Players receive a set of cards that depict the movement of specific cars by color and how many spaces they move. This is the main mechanism for getting the cars around the track, but they are also used for bidding of the cars and drivers that you will own and race throughout the game. The initial tense round of bidding gets the game started off on the right foot. Do you pay more for a car you have the cards for to get it to the end or try to bid low and see if you can get a weaker car, and hope it finishes better than your hand would lead you to believe. Once all the cars have been purchased, players take turns playing cards and moving the cars around the track, but this isn’t simply just dragging cars around the track, but a strategic play of blocking, cutting off other cars, or sprinting your car off into the distance, but weakening your position later in the race.
At 3 points of the race, players bid on which car they think will win. Picking the right car early is more rewarding, but even picking a car in to the top 3 will pay out in the end of the game.

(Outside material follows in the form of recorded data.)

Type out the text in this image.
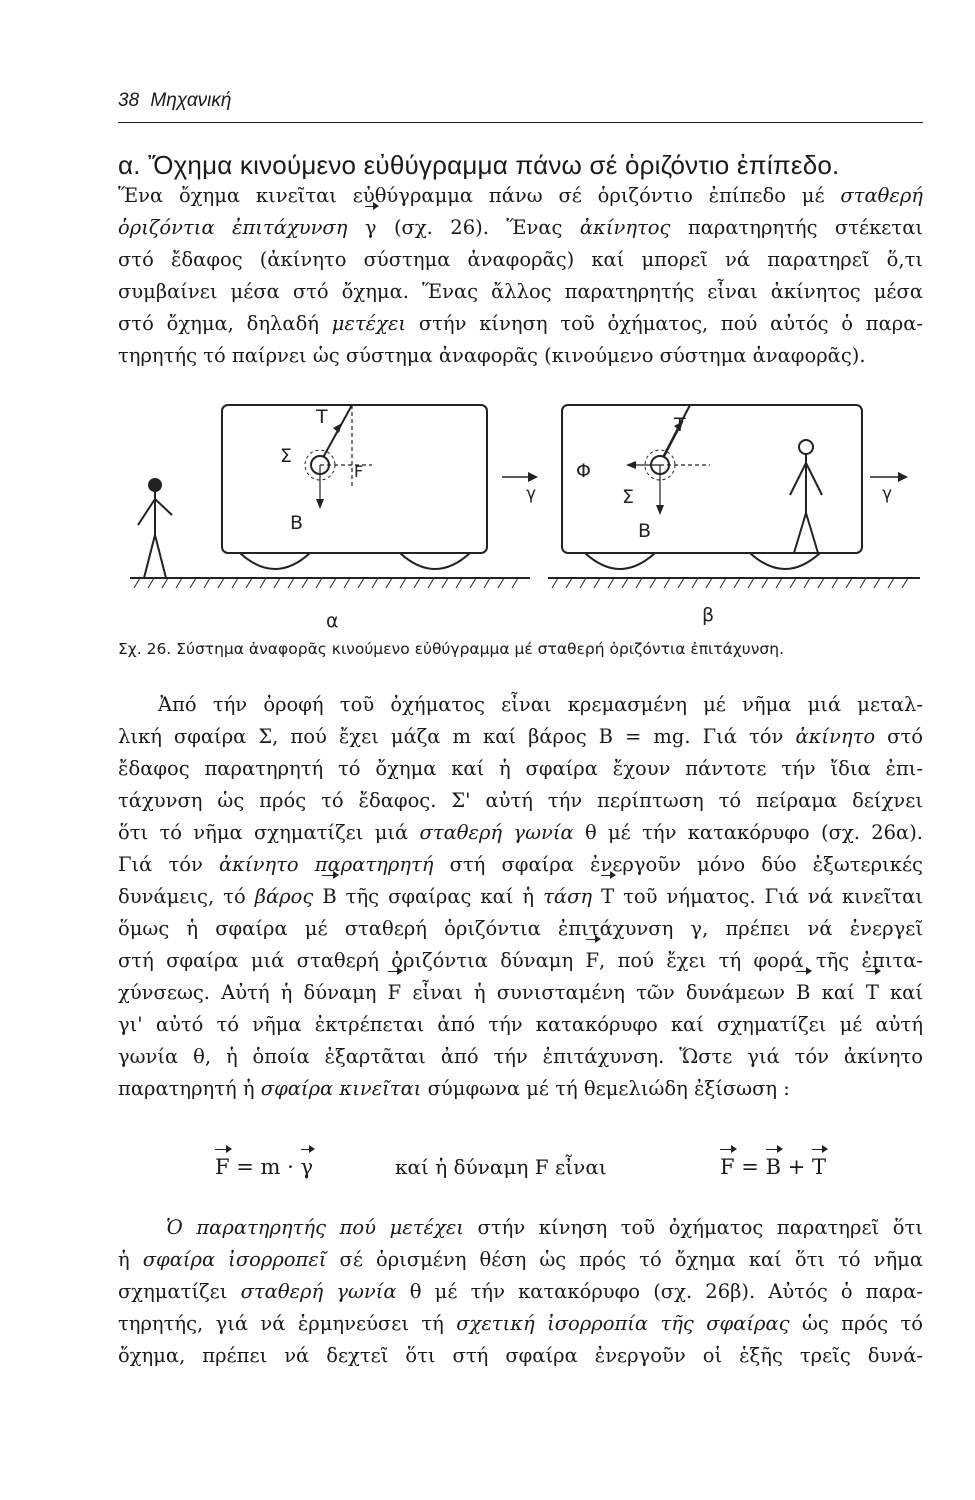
38 Μηχανική
α. Ὄχημα κινούμενο εὐθύγραμμα πάνω σέ ὁριζόντιο ἐπίπεδο.
Ἕνα ὄχημα κινεῖται εὐθύγραμμα πάνω σέ ὁριζόντιο ἐπίπεδο μέ σταθερή
ὁριζόντια ἐπιτάχυνση γ (σχ. 26). Ἕνας ἀκίνητος παρατηρητής στέκεται
στό ἔδαφος (ἀκίνητο σύστημα ἀναφορᾶς) καί μπορεῖ νά παρατηρεῖ ὅ,τι
συμβαίνει μέσα στό ὄχημα. Ἕνας ἄλλος παρατηρητής εἶναι ἀκίνητος μέσα
στό ὄχημα, δηλαδή μετέχει στήν κίνηση τοῦ ὀχήματος, πού αὐτός ὁ παρα-
τηρητής τό παίρνει ὡς σύστημα ἀναφορᾶς (κινούμενο σύστημα ἀναφορᾶς).
T
Σ
B
F
γ
α
T
Φ
Σ
B
γ
β
Σχ. 26. Σύστημα ἀναφορᾶς κινούμενο εὐθύγραμμα μέ σταθερή ὁριζόντια ἐπιτάχυνση.
Ἀπό τήν ὀροφή τοῦ ὀχήματος εἶναι κρεμασμένη μέ νῆμα μιά μεταλ-
λική σφαίρα Σ, πού ἔχει μάζα m καί βάρος B = mg. Γιά τόν ἀκίνητο στό
ἔδαφος παρατηρητή τό ὄχημα καί ἡ σφαίρα ἔχουν πάντοτε τήν ἴδια ἐπι-
τάχυνση ὡς πρός τό ἔδαφος. Σ' αὐτή τήν περίπτωση τό πείραμα δείχνει
ὅτι τό νῆμα σχηματίζει μιά σταθερή γωνία θ μέ τήν κατακόρυφο (σχ. 26α).
Γιά τόν ἀκίνητο παρατηρητή στή σφαίρα ἐνεργοῦν μόνο δύο ἐξωτερικές
δυνάμεις, τό βάρος B τῆς σφαίρας καί ἡ τάση T τοῦ νήματος. Γιά νά κινεῖται
ὅμως ἡ σφαίρα μέ σταθερή ὁριζόντια ἐπιτάχυνση γ, πρέπει νά ἐνεργεῖ
στή σφαίρα μιά σταθερή ὁριζόντια δύναμη F, πού ἔχει τή φορά τῆς ἐπιτα-
χύνσεως. Αὐτή ἡ δύναμη F εἶναι ἡ συνισταμένη τῶν δυνάμεων B καί T καί
γι' αὐτό τό νῆμα ἐκτρέπεται ἀπό τήν κατακόρυφο καί σχηματίζει μέ αὐτή
γωνία θ, ἡ ὁποία ἐξαρτᾶται ἀπό τήν ἐπιτάχυνση. Ὥστε γιά τόν ἀκίνητο
παρατηρητή ἡ σφαίρα κινεῖται σύμφωνα μέ τή θεμελιώδη ἐξίσωση :
F = m · γ	καί ἡ δύναμη F εἶναι	F = B + T
Ὁ παρατηρητής πού μετέχει στήν κίνηση τοῦ ὀχήματος παρατηρεῖ ὅτι
ἡ σφαίρα ἰσορροπεῖ σέ ὁρισμένη θέση ὡς πρός τό ὄχημα καί ὅτι τό νῆμα
σχηματίζει σταθερή γωνία θ μέ τήν κατακόρυφο (σχ. 26β). Αὐτός ὁ παρα-
τηρητής, γιά νά ἑρμηνεύσει τή σχετική ἰσορροπία τῆς σφαίρας ὡς πρός τό
ὄχημα, πρέπει νά δεχτεῖ ὅτι στή σφαίρα ἐνεργοῦν οἱ ἑξῆς τρεῖς δυνά-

Once the cars finish, you get points based on where your car finishes, plus the money for the cars you bet on, and then subtract the amount paid for your cars. The final total is your points for the game. Sounds simple enough right? Too simple maybe? For me, this is what makes this game great. It can be explained in a few minutes, but some of the more strategic nuances can take a few games to pick up on. But as a family racing game, it’s checks all the boxes for me. My 7 and 9 year old picked up on it quickly, and a game can be played in 30-60 minutes, which is great for short attention spans.
Downforce is available through the regular boardgame shops and Amazon, but also can be found at Barnes and Noble and Target.
Getting tired of the maps that come with the base set? The expansion adds 2 new maps with a new hazardous terrain feature to change things up.